Every evil is a sickness of soul, but virtue offers the cause of its health.
We must always be on guard lest, under the pretext of keeping one commandment, we be found breaking another.
Human life is but of brief duration. 'All flesh is grass, and all the goodliness thereof is as the flower of the field. The grass withers, the flower fades; but the word of our God shall stand forever' (Isa. 40:6, 8). Let us hold fast to the commandment that abides, and despise the unreality that passes away.
I cannot persuade myself that without love to others, and without, as far as rests with me, peaceableness toward all, I can be called a worthy servant of Jesus Christ.
... if, to me, to live is Christ (Phil. 1:21), truly my words ought to be about Christ, my every thought and deed ought to depend upon His commandments, and my soul to be fashioned after His.
In truth, to know oneself seems to be the hardest of all things. Not only our eye, which observes external objects, does not use the sense of sight upon itself, but even our mind, which contemplates intently another's sin, is slow in the recognition of its own defects.
Truly unexpected tidings make both ears tingle.
I reckon silence more profitable than speech, for? in the words of the Preacher, 'The words of wise men are heard in quiet' (Eccles. 9:17).
As God illumines all people equally with the light of the sun, so do those who desire to imitate God let shine an equal ray of love on all people. For wherever love disappears, hatred immediately appears in its place. And if God is love, then hatred is the devil. Therefore as one who has love has God within himself, so he who has hatred within himself nurtures the devil within himself.
To lovers of the truth, nothing can be put before God and hope in Him.
When someone steals a person's clothes, we call him a thief. Should we not also give the same name to the one who could clothe the naked but does not?
... the more have been your trials, look for a more perfect reward from your just Judge. Do not take your present troubles ill. Do not lose hope. Yet a little while and your Helper will come to you and will not tarry (cf. Hab. 2:3).
He who confesses magic or sorcery shall do penance for the time of murder, and shall be treated in the same manner as he who convicts himself of this sin.
We should not think that we achieve success in preaching through our own devices, but we should rely entirely on God.
Men whose sense of taste is destroyed by sickness, sometimes think honey sour. A diseased eye does not see many things which do exist, and notes many things which do not exist. The same thing frequently takes place with regard to the force of words, when the critic is inferior to the writer.

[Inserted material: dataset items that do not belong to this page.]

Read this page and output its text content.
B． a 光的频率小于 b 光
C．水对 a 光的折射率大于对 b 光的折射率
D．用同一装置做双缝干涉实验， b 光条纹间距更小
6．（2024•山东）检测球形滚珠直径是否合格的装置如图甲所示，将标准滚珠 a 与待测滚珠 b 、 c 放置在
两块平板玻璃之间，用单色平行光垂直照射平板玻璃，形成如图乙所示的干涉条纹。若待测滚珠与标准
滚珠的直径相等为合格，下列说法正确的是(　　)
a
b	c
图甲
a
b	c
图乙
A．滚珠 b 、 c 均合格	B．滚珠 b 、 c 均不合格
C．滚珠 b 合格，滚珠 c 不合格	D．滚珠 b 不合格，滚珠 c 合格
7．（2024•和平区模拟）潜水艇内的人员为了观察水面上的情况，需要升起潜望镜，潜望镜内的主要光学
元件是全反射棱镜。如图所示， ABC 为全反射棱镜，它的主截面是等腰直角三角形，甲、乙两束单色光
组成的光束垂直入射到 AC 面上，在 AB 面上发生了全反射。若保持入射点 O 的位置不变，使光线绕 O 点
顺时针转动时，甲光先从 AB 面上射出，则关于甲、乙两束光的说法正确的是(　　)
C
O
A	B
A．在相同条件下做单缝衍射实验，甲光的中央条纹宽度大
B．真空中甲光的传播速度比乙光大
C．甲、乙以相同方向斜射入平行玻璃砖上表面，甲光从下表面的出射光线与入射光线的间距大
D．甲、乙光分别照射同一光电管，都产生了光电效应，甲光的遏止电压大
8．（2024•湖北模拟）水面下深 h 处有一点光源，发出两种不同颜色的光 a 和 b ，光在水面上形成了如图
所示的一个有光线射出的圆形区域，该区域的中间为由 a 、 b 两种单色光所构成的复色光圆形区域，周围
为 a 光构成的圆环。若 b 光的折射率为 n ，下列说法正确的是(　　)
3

Persecution has come upon us, right honorable brethren, and persecution in the severest form. Shepherds are persecuted that their flocks may be scattered. And the worst of all is that those who are being treated ill cannot accept their sufferings in proof of their testimony, nor can the people reverence the athletes as in the army of martyrs, because the name of Christians is applied to the persecutors. The one charge which is now sure to secure severe punishment is the careful keeping of the traditions of the Fathers.
No one who is in this world will deny that evils exist. What, then, do we say? That evil is not a living and animated substance, but a condition of the soul which is opposed to virtue and which springs up In the slothful because of their falling away from good.
Whatever requires an undue amount of thought or trouble or involves a large expenditure of effort and causes our whole life to revolve, as it were, around solicitude for the flesh must be avoided by Christians.
If one had taken what is necessary to cover one's needs and had left the rest to those who are in need, no one would be rich, no one would be poor, no one would be in need.
God who created us has granted us the faculty of speech that we might disclose the counsels of our hearts to one another and that, since we possess our human nature in common, each of us might share his thoughts with his neighbor, bringing them forth from the secret recesses of the heart as from a treasury.
You can see that a city is prosperous by the wealth of goods for sale in the market. Land too we call prosperous if it bears rich fruit. And so also the soul may be counted prosperous if it is full of good works of every kind.
If, therefore, there is any grace in the water, it is not from the nature of water but from the Spirit's presence there.
Liberated from the error of pagan tradition through the benevolence and loving kindness of the good God with the grace of our Lord Jesus Christ, and by the operation of the Holy Spirit, I was reared from the very beginning by Christian parents. From them I learned even in babyhood the Holy Scriptures which led me to a knowledge of the truth.
Indulging in unrestrained and immoderate laughter is a sign of intemperance, of a want of control over one's emotions, and of failure to repress the soul's frivolity by a stern use of reason.
We should even go beyond doing what is required in order to avoid scandal.